Foto: Divulgação/IP-Apta

Com atuação altamente relevante e presença em diferentes regiões do estado, o Instituto desenvolve pesquisas que impactam desde a produção até o consumo de alimentos aquáticos, apoiando pescadores artesanais, aquicultores, técnicos, gestores públicos e instituições sociais. O trabalho científico realizado se traduz em tecnologias, orientações técnicas, inovação em produtos e soluções que chegam a laboratórios, universidades e até à mesa da população.

Na pesca artesanal, o Instituto de Pesca atua no desenvolvimento de estudos, monitoramentos e ações de apoio que valorizam o conhecimento tradicional, promovem o uso sustentável dos recursos pesqueiros e contribuem para a manutenção da atividade como fonte de alimento, trabalho e identidade cultural para diversas comunidades.
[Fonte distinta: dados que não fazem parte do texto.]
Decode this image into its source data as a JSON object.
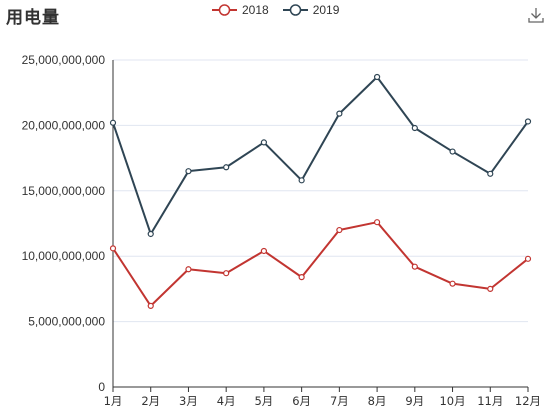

Essas iniciativas buscam fortalecer a pesca artesanal de forma responsável, aliando preservação ambiental e inclusão social.

Na aquicultura, as pesquisas e ações desenvolvidas pelo Instituto contribuem para o aprimoramento dos sistemas produtivos, o aumento da eficiência, a melhoria da qualidade dos produtos e a adoção de práticas sustentáveis. O apoio técnico e científico ao setor aquícola favorece a competitividade dos produtores, a geração de renda e a expansão de uma produção alinhada às demandas ambientais e de segurança alimentar.

Foto: Divulgação/IP-Apta

Entre as principais frentes de atuação da instituição também estão a valorização do pescado como alimento saudável e acessível, a melhoria dos processos produtivos e o aproveitamento integral dos recursos, reduzindo desperdícios e promovendo eficiência econômica e ambiental.

As pesquisas conduzidas pela instituição subsidiam políticas públicas e ações voltadas ao desenvolvimento regional, contribuindo para a inclusão produtiva, o fortalecimento das economias locais, a promoção de sistemas alimentares mais justos e resilientes, além da preservação e proteção dos recursos hídricos.

Ao conectar ciência, produção e sociedade, o Instituto reafirma seu papel estratégico como referência em pesquisa aplicada e inovação, alinhando tradição e conhecimento técnico aos desafios contemporâneos da sustentabilidade, da segurança alimentar e das mudanças climáticas. “Neste novo ano a instituição segue comprometida com sua missão e busca ampliar parcerias, disseminar conhecimento, conquistar novos programas e gerar impactos positivos que beneficiem tanto o setor produtivo quanto a população, fortalecendo o pescado como um aliado da saúde, da economia e do meio ambiente”, ressalta o vice-coordenador do IP, Eduardo de Medeiros Ferraz.